# Phragmipedium Jason Fischer : a dwarf plant?



## Erythrone (Nov 12, 2011)

A dwarf Phrag. Jason Fisher ? Is it usual for a first bloomer ? ? ?

Sam Tsui gave me the plant because the root system was poor in spring 2010. It was a very small plant without roots but it was already a clump. When I repoted it, 2 parts fell apart. 

This one is the biggest part. The foliage is only 10 cm tall. With the flower stem, the plant is only 17 cm tall. The other plant wants to bloom I think.

Phragmipedium Jason Fischer (Mem. Dick Clements 'Rocket Flash' 4N x besseae 'Cow Hollow II' FCC/AOS)
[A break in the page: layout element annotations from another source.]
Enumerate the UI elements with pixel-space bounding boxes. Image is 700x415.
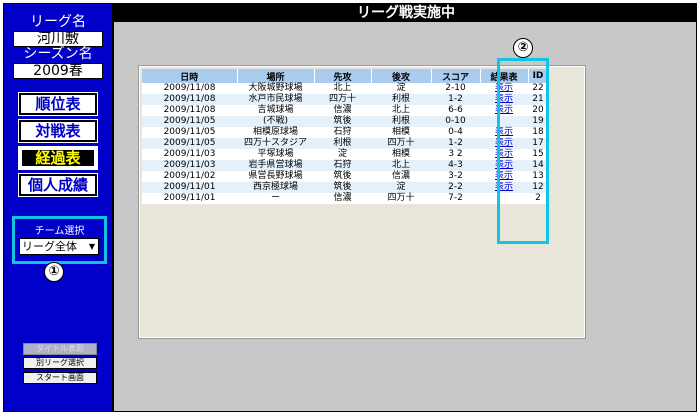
cell-second: 利根 bbox=[371, 116, 431, 127]
cell-date: 2009/11/03 bbox=[142, 160, 237, 171]
table-row: 2009/11/05 四万十スタジア 利根 四万十 1-2 表示 17 bbox=[142, 138, 548, 149]
cell-second: 北上 bbox=[371, 160, 431, 171]
team-select-value: リーグ全体 bbox=[22, 240, 77, 253]
cell-second: 四万十 bbox=[371, 193, 431, 204]
team-select-label: チーム選択 bbox=[34, 226, 85, 237]
cell-venue: 岩手県営球場 bbox=[237, 160, 314, 171]
cell-second: 淀 bbox=[371, 83, 431, 94]
cell-second: 利根 bbox=[371, 94, 431, 105]
team-select-dropdown[interactable]: リーグ全体 ▼ bbox=[19, 238, 99, 255]
table-row: 2009/11/05 相模原球場 石狩 相模 0-4 表示 18 bbox=[142, 127, 548, 138]
cell-score: 4-3 bbox=[431, 160, 480, 171]
cell-date: 2009/11/08 bbox=[142, 94, 237, 105]
cell-first: 利根 bbox=[314, 138, 371, 149]
title-awards-button[interactable]: タイトル表彰 bbox=[23, 343, 97, 355]
cell-date: 2009/11/08 bbox=[142, 83, 237, 94]
table-row: 2009/11/05 (不戦) 筑後 利根 0-10 19 bbox=[142, 116, 548, 127]
cell-score: 7-2 bbox=[431, 193, 480, 204]
cell-second: 淀 bbox=[371, 182, 431, 193]
cell-date: 2009/11/08 bbox=[142, 105, 237, 116]
cell-second: 信濃 bbox=[371, 171, 431, 182]
cell-venue: 西京極球場 bbox=[237, 182, 314, 193]
cell-score: 0-10 bbox=[431, 116, 480, 127]
cell-score: 3-2 bbox=[431, 171, 480, 182]
table-row: 2009/11/01 西京極球場 筑後淀 2-2 表示 12 bbox=[142, 182, 548, 193]
col-date: 日時 bbox=[142, 69, 238, 83]
cell-venue: ー bbox=[237, 193, 314, 204]
page-title: リーグ戦実施中 bbox=[114, 4, 696, 22]
results-table: 日時 場所 先攻 後攻 スコア 結果表 ID 2009/11/08 大阪城野球場北… bbox=[142, 69, 549, 204]
cell-second: 四万十 bbox=[371, 138, 431, 149]
cell-venue: 大阪城野球場 bbox=[237, 83, 314, 94]
league-label: リーグ名 bbox=[30, 14, 86, 30]
table-row: 2009/11/08 吉城球場 信濃 北上 6-6 表示 20 bbox=[142, 105, 548, 116]
cell-first: 北上 bbox=[314, 83, 371, 94]
cell-venue: 県営長野球場 bbox=[237, 171, 314, 182]
season-label: シーズン名 bbox=[23, 46, 93, 62]
cell-first: 信濃 bbox=[314, 105, 371, 116]
cell-second: 北上 bbox=[371, 105, 431, 116]
season-name: 2009春 bbox=[13, 63, 103, 79]
cell-score: 0-4 bbox=[431, 127, 480, 138]
cell-first: 筑後 bbox=[314, 116, 371, 127]
cell-first: 筑後 bbox=[314, 182, 371, 193]
dropdown-arrow-icon: ▼ bbox=[88, 242, 95, 251]
cell-score: 6-6 bbox=[431, 105, 480, 116]
sidebar: リーグ名 河川敷 シーズン名 2009春 順位表 対戦表 経過表 個人成績 チー… bbox=[4, 4, 114, 411]
cell-first: 筑後 bbox=[314, 171, 371, 182]
cell-first: 淀 bbox=[314, 149, 371, 160]
cell-date: 2009/11/02 bbox=[142, 171, 237, 182]
cell-first: 石狩 bbox=[314, 127, 371, 138]
cell-venue: 相模原球場 bbox=[237, 127, 314, 138]
cell-score: 1-2 bbox=[431, 94, 480, 105]
cell-venue: 吉城球場 bbox=[237, 105, 314, 116]
col-first: 先攻 bbox=[314, 69, 372, 83]
cell-second: 相模 bbox=[371, 127, 431, 138]
other-league-button[interactable]: 別リーグ選択 bbox=[23, 357, 97, 369]
cell-score: 2-10 bbox=[431, 83, 480, 94]
cell-date: 2009/11/05 bbox=[142, 127, 237, 138]
table-row: 2009/11/01 ー信濃 四万十 7-2 2 bbox=[142, 193, 548, 204]
callout-1: ① bbox=[44, 262, 64, 282]
table-row: 2009/11/03 平塚球場淀相模 3 2 表示 15 bbox=[142, 149, 548, 160]
table-row: 2009/11/02 県営長野球場 筑後 信濃 3-2 表示 13 bbox=[142, 171, 548, 182]
cell-venue: 水戸市民球場 bbox=[237, 94, 314, 105]
cell-date: 2009/11/01 bbox=[142, 193, 237, 204]
app-window: リーグ名 河川敷 シーズン名 2009春 順位表 対戦表 経過表 個人成績 チー… bbox=[3, 3, 697, 412]
cell-venue: (不戦) bbox=[237, 116, 314, 127]
result-column-highlight bbox=[497, 58, 549, 244]
cell-score: 3 2 bbox=[431, 149, 480, 160]
cell-venue: 平塚球場 bbox=[237, 149, 314, 160]
table-row: 2009/11/08 大阪城野球場 北上淀 2-10 表示 22 bbox=[142, 83, 548, 94]
cell-date: 2009/11/05 bbox=[142, 138, 237, 149]
cell-date: 2009/11/01 bbox=[142, 182, 237, 193]
col-second: 後攻 bbox=[371, 69, 432, 83]
cell-venue: 四万十スタジア bbox=[237, 138, 314, 149]
cell-first: 石狩 bbox=[314, 160, 371, 171]
cell-date: 2009/11/05 bbox=[142, 116, 237, 127]
table-row: 2009/11/08 水戸市民球場 四万十 利根 1-2 表示 21 bbox=[142, 94, 548, 105]
col-venue: 場所 bbox=[237, 69, 315, 83]
league-name: 河川敷 bbox=[13, 31, 103, 47]
cell-second: 相模 bbox=[371, 149, 431, 160]
matchups-button[interactable]: 対戦表 bbox=[18, 119, 98, 143]
callout-2: ② bbox=[513, 38, 533, 58]
standings-button[interactable]: 順位表 bbox=[18, 92, 98, 116]
table-header-row: 日時 場所 先攻 後攻 スコア 結果表 ID bbox=[142, 69, 549, 83]
start-screen-button[interactable]: スタート画面 bbox=[23, 372, 97, 384]
cell-first: 信濃 bbox=[314, 193, 371, 204]
cell-score: 2-2 bbox=[431, 182, 480, 193]
col-score: スコア bbox=[431, 69, 481, 83]
individual-stats-button[interactable]: 個人成績 bbox=[18, 173, 98, 197]
table-row: 2009/11/03 岩手県営球場 石狩 北上 4-3 表示 14 bbox=[142, 160, 548, 171]
cell-first: 四万十 bbox=[314, 94, 371, 105]
cell-date: 2009/11/03 bbox=[142, 149, 237, 160]
team-select-highlight: チーム選択 リーグ全体 ▼ bbox=[12, 216, 107, 264]
cell-score: 1-2 bbox=[431, 138, 480, 149]
progress-button[interactable]: 経過表 bbox=[18, 146, 98, 170]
NS of the flower : 7 cm. Not a very good flower shape, I think, but I like the plant because it is very compact and I hope it will stay like this. The color is intense. Maybe the next flower will be better ?


----------



## JeanLux (Nov 12, 2011)

Bravo, very nice!!! My plant is still a lot smaller, and I doubt it will ever get the size of yours !! Jean


----------



## grasshopper (Nov 12, 2011)

Nice looking! My fischer was small, then the next growth went large, will be interesting to see how it comes along on the next growths and flowering.


----------



## Shiva (Nov 12, 2011)

Waaaah! Waaaah! I want a small one like this. :sob:


----------



## Marc (Nov 12, 2011)

Nice size and colour, I espescially like the strong pattern on the pouch.


----------



## NYEric (Nov 12, 2011)

Looks more like a Phrag Prissy to me.


----------



## paphioboy (Nov 12, 2011)

That is beautiful! I love the striping near the lip...


----------



## W. Beetus (Nov 12, 2011)

The striping on the pouch is very nice!


----------



## SlipperFan (Nov 12, 2011)

Very deep and rich red.


----------



## biothanasis (Nov 13, 2011)

Amazing colour and great compact plant!!


----------



## Susie11 (Nov 13, 2011)

Great flower and plant.


----------



## Phrag-Plus (Nov 13, 2011)

Strange but interesting little one..?


----------



## Roth (Nov 14, 2011)

Could well be an hexaploid... I have seen at Klinge some 2n x 4n crosses that looked similar, dwarfed plants, and always suspected they were hexaploids. they were not as nice as that one however, different hybrids, Eric Young 4n x schlimii 2n, etc...


----------



## Erythrone (Nov 14, 2011)

So maybe hexaploid.... 6


----------



## toddybear (Nov 14, 2011)

My Jason was equally dwarf for several years and bloomed for the first time on a short stem like yours. However, this year it went crazy, doubling the length of the leaves on the latest growth and the flower stem quadrupled in length from the previous three bloomings. Guess it just took time to settle in. Hopefully yours will stay small.


----------